Wednesday, June 23, 2010

The Art of Participatory Leadership

I went to a workshop with the Art of Hosting folks last week. www.artofhosting.org
entitled the Art of Participatory Leadership. Upon reflection I think it is interesting that some of the practitioners are moving from the nuetral language of calling, hosting, and conversing to the L word.

Leadership. It is a concept I struggle with in my work. To lead suggests a direction, a goal, a set of values. Yet many of us involved in collaboration shy away from leadership, worrying that to lead is antithetical to the concept of collaboration. Some of us attempt to offer our skills and resources to communities, because we believe that community-driven solutions work better. "We have tools to help you with your goals," we say. At least that is often where I am coming from. Of course all of our tools and processes are laden with values. To assert no values is a value in itself.

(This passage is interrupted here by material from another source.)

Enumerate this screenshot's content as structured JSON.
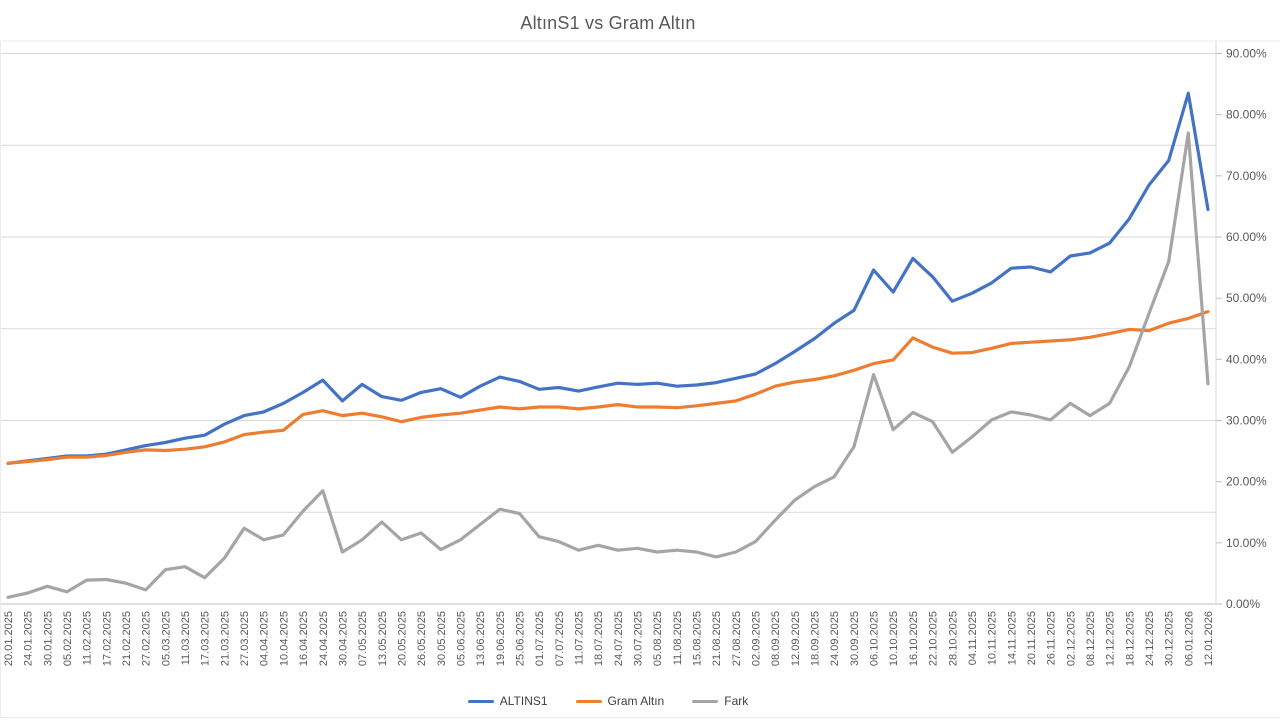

The Art of Hosting folks practice a wide range of participatory tools that are very much in line with the principles of CBPR and other participatory methodologies. The do this in the service of changing the world for the better. Moving toward transformative rather than incremental change.

I think their move from hosting to leadership, might stem from the insight that there are specific ideas that they value and they want to promote those values through the processes they share. I have had that insight recently. When in Omaha this winter I was challenged by a workshop participant that the policy analysis methods I was teaching could be used for anything - good or bad. That is a really important criticism.

So in my work I am thinking about two questions:
1) How to design a collaborative process for policy design and advocacy that is a true synthesis of traditional policy design processes and participatory action strategies?
2) How to bring a discussion of inequality, and race and gender in particular, into this work?

These are the questions that I want to lead others to think about. The processes introduced by the Art of Hosting folks gave me a chance to put these questions to others. That is the genius of it. Getting people to think on your hard questions, while you help them think on theirs. Inspiring each other to work together in things we, collectively, care about. You should check them out.